Van 1931 tot 1936 was hij kantonrechter-plaatsvervanger te Haarlem, een functie die hij moest neerleggen als gevolg van het verbod voor ambtenaren om lid te zijn van de Nationaal-Socialistische Beweging (NSB) van Anton Mussert. Tot 1933 was hij politiek actief in de Christelijk-Historische Unie (CHU), voor welke partij hij in de Haarlemse gemeenteraad zitting had. In 1933 sloot hij zich aan bij de NSB, waar hij stamboeknummer 4239 ontving. Hij betoonde zich vanaf het begin actief in de NSB; hij vervulde er de functies van groeps-, kring-, propaganda- en districtsleider. Van 1935 tot 1937 was hij namens de NSB lid van de Provinciale Staten van Noord-Holland. Vanaf eind 1937 was hij een van de vier NSB-leden van de fractie in de Eerste Kamer.
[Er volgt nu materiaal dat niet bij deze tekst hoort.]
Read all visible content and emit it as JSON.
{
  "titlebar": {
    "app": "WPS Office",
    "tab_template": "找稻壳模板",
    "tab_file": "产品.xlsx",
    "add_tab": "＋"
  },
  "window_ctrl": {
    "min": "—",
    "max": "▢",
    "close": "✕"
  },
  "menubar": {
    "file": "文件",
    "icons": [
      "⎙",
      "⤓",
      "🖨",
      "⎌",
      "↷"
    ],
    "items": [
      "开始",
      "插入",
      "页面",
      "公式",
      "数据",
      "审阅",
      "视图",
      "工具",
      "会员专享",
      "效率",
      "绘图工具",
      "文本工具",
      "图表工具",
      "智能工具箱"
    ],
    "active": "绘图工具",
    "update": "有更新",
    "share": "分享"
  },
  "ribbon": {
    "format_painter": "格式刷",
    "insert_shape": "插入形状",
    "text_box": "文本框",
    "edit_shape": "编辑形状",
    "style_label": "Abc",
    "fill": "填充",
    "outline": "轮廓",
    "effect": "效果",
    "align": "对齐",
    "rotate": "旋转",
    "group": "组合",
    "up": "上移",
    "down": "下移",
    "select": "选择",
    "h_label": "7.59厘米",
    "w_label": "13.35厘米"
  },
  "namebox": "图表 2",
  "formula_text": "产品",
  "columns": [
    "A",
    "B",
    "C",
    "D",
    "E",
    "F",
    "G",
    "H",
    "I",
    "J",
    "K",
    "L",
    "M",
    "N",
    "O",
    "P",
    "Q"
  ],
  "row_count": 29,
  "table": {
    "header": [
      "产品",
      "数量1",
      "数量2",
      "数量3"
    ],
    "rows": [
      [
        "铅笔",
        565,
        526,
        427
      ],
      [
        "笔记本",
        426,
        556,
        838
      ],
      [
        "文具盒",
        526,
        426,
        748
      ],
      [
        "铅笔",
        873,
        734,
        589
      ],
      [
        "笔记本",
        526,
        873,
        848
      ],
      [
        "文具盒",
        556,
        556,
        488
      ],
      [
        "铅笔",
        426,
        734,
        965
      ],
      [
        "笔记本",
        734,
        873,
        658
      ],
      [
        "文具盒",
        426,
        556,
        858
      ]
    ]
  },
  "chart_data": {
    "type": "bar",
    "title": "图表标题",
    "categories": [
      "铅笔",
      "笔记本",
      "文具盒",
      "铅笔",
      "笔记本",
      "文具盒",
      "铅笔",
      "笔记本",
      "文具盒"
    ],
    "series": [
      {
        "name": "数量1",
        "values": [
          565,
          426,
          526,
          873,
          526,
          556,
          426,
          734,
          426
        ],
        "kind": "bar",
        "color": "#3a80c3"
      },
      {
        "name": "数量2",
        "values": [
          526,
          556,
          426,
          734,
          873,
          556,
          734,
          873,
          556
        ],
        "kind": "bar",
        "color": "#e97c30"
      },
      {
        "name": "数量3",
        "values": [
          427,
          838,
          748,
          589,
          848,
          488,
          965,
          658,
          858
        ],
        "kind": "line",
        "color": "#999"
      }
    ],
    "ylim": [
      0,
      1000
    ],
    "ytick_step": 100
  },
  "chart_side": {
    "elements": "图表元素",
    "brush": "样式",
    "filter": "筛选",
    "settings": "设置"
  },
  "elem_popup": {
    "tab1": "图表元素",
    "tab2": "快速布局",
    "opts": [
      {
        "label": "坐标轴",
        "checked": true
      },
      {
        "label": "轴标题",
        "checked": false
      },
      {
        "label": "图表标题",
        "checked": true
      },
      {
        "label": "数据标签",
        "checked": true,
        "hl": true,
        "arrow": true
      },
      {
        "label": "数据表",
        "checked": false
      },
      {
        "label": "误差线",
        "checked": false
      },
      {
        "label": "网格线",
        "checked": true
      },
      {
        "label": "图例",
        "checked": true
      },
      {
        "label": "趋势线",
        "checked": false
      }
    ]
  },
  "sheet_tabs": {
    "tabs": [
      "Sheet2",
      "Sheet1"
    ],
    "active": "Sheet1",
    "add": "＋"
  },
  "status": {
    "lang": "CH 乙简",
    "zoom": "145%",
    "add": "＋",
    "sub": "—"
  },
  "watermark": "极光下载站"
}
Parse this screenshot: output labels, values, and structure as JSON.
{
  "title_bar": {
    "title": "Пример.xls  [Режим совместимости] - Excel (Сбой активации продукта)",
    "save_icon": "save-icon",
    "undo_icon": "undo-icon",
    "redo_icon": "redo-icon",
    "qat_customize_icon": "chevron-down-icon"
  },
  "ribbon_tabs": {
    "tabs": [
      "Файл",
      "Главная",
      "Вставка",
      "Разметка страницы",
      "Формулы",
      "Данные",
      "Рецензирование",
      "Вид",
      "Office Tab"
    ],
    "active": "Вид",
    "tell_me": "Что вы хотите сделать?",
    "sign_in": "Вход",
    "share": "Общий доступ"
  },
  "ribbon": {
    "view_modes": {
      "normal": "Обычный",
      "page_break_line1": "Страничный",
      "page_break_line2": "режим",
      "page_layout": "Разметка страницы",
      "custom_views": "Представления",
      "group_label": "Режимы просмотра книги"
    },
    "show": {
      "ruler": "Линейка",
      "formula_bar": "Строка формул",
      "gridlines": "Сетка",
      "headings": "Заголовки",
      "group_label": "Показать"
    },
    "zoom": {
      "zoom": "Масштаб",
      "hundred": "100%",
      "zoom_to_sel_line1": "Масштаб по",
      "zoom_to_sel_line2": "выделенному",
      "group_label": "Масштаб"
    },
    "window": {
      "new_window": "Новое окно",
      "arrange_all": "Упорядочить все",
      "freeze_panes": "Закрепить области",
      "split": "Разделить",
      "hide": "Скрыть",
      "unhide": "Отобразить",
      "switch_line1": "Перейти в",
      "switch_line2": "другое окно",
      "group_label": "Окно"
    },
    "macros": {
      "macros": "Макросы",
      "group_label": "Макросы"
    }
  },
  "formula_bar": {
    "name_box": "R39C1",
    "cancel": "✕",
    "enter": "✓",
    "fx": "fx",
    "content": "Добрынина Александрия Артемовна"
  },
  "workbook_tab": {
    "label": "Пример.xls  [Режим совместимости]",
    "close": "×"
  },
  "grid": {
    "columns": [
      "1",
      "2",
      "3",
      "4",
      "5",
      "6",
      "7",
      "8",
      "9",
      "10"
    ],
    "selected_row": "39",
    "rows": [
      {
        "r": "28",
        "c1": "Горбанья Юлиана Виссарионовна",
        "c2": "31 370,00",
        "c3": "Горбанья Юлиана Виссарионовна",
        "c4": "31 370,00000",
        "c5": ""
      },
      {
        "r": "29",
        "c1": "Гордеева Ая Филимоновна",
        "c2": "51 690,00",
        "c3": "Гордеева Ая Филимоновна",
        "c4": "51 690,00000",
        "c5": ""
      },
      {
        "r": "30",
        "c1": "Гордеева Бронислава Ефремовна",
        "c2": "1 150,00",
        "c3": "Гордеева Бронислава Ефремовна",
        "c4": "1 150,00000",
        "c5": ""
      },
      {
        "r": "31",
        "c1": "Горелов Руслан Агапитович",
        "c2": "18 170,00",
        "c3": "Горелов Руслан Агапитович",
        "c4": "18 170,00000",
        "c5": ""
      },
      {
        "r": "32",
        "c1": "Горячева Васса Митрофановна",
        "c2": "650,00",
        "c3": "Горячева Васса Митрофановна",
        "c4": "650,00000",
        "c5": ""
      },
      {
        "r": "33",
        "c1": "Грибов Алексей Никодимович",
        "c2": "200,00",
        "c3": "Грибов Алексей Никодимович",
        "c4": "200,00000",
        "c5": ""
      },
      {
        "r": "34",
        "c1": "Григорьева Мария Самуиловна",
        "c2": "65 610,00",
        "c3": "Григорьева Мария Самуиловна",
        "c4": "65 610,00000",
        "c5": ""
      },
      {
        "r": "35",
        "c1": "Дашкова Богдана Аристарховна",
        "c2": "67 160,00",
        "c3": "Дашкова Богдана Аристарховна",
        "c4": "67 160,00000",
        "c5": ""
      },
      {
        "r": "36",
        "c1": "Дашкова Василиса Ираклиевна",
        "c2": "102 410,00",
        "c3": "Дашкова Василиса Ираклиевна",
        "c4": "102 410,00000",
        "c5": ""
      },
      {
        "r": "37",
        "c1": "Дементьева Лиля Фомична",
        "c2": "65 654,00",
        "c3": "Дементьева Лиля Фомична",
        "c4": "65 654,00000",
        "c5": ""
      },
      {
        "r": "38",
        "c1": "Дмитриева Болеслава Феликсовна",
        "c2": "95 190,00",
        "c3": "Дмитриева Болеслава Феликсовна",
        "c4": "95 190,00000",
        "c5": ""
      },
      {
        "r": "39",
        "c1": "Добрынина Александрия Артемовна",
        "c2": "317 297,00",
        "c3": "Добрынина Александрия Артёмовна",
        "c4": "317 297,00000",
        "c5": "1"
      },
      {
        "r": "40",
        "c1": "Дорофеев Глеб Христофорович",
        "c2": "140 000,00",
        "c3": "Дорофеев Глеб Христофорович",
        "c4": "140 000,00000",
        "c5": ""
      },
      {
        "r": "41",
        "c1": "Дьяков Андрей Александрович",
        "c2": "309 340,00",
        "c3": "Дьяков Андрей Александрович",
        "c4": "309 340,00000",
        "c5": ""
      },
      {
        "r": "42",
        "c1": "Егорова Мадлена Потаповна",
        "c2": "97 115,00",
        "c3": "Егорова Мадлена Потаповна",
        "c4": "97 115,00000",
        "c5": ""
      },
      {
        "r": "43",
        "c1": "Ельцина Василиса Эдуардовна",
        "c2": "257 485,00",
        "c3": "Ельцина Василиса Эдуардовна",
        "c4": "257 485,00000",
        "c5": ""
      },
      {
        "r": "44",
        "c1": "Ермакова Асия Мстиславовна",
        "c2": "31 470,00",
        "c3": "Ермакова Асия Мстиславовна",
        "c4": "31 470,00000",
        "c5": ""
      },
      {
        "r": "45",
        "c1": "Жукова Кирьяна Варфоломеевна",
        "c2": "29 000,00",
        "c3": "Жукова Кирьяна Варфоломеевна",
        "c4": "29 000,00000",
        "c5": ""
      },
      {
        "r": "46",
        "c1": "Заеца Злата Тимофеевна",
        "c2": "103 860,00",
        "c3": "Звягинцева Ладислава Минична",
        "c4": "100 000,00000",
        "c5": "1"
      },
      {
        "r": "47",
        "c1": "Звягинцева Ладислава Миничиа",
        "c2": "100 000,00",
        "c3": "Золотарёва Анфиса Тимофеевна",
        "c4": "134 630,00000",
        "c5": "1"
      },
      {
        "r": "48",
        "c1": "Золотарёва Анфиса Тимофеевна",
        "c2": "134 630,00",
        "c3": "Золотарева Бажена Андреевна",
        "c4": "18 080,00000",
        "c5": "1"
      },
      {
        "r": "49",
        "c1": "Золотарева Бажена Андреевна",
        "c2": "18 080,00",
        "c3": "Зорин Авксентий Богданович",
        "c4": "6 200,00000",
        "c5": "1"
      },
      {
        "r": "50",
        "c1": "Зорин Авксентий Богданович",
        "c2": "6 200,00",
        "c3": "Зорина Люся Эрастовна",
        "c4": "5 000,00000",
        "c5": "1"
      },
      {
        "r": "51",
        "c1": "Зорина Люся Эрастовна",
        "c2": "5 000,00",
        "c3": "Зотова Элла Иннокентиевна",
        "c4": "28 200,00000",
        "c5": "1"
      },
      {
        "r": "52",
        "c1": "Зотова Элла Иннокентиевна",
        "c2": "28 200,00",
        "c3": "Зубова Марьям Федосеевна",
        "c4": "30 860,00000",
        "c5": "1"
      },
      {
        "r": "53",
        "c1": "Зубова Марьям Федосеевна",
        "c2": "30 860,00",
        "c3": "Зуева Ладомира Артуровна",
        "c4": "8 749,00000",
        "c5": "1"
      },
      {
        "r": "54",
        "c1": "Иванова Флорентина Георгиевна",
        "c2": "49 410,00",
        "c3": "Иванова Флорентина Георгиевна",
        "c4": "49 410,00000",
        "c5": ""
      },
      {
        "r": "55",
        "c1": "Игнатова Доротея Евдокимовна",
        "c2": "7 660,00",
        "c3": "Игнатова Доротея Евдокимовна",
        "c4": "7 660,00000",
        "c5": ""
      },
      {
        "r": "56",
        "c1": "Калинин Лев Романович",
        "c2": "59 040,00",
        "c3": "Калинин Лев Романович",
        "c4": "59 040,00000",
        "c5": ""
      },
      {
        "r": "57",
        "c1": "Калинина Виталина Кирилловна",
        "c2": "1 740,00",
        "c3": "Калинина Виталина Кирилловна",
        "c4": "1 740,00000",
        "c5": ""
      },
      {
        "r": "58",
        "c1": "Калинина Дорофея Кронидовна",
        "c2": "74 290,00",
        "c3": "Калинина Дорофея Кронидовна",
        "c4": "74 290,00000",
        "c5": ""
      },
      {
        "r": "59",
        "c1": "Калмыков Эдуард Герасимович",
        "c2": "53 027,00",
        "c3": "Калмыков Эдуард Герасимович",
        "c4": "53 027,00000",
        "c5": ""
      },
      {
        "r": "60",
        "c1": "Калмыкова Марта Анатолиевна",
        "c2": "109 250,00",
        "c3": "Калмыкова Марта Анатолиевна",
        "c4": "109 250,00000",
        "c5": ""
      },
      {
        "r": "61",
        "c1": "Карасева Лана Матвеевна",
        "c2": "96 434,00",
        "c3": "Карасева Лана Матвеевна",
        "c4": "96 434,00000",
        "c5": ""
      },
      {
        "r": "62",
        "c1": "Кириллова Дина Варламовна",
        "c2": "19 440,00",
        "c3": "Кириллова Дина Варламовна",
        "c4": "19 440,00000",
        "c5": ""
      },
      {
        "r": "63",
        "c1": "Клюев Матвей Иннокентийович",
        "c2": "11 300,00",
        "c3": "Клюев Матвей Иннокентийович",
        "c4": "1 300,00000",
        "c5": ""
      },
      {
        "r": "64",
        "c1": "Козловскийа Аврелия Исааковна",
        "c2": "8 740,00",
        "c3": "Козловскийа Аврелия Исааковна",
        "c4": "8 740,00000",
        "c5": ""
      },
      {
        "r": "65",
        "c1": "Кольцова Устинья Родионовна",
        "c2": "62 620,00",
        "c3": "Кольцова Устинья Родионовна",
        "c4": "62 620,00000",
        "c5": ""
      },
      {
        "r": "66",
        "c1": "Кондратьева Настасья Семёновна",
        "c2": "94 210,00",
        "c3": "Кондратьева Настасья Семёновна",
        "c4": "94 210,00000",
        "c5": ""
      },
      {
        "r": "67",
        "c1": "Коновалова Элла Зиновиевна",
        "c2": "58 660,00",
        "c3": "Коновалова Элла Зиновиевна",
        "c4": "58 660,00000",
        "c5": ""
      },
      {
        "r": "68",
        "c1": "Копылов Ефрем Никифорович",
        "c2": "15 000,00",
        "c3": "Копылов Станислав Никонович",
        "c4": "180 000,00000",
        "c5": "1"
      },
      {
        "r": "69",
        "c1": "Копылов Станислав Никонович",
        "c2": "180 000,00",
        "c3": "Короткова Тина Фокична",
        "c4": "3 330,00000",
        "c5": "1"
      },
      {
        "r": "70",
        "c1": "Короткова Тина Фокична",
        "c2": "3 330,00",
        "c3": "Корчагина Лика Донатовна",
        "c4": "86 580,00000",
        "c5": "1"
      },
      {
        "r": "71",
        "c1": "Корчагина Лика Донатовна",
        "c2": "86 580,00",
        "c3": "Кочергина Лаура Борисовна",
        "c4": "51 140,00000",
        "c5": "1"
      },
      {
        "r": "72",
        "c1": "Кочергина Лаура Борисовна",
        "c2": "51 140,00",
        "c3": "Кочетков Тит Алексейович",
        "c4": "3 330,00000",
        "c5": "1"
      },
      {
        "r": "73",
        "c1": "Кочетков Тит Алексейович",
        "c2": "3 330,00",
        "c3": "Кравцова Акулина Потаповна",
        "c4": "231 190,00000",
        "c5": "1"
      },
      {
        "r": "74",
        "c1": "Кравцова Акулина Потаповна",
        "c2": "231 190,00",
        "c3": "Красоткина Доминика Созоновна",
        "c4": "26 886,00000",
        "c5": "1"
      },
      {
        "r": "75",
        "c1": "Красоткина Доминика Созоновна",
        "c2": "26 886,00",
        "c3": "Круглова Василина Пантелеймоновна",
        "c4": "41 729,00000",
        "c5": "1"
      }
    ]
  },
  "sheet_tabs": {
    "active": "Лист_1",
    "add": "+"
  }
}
In augustus 1940 werd hij door dr. Arthur Seyss-Inquart benoemd tot procureur-generaal aan het Gerechtshof te Arnhem. Hij maakte er de bestrijding van het Nederlandse verzet tot een van de hoofdpunten van zijn beleid. Van augustus 1943 tot het eind van de Tweede Wereldoorlog bekleedde hij de functie van Commissaris van de Provincie (de nationaalsocialistische benaming voor commissaris van de Koningin) in Overijssel.
Na de bevrijding werd hij drie jaar geïnterneerd. In een kamp in de Noordoostpolder heeft een bewaker hem dusdanig mishandeld dat in september 1945 een van zijn benen moest worden geamputeerd. Na invrijheidstelling in 1948 vestigde hij zich als advocaat en procureur te Amsterdam.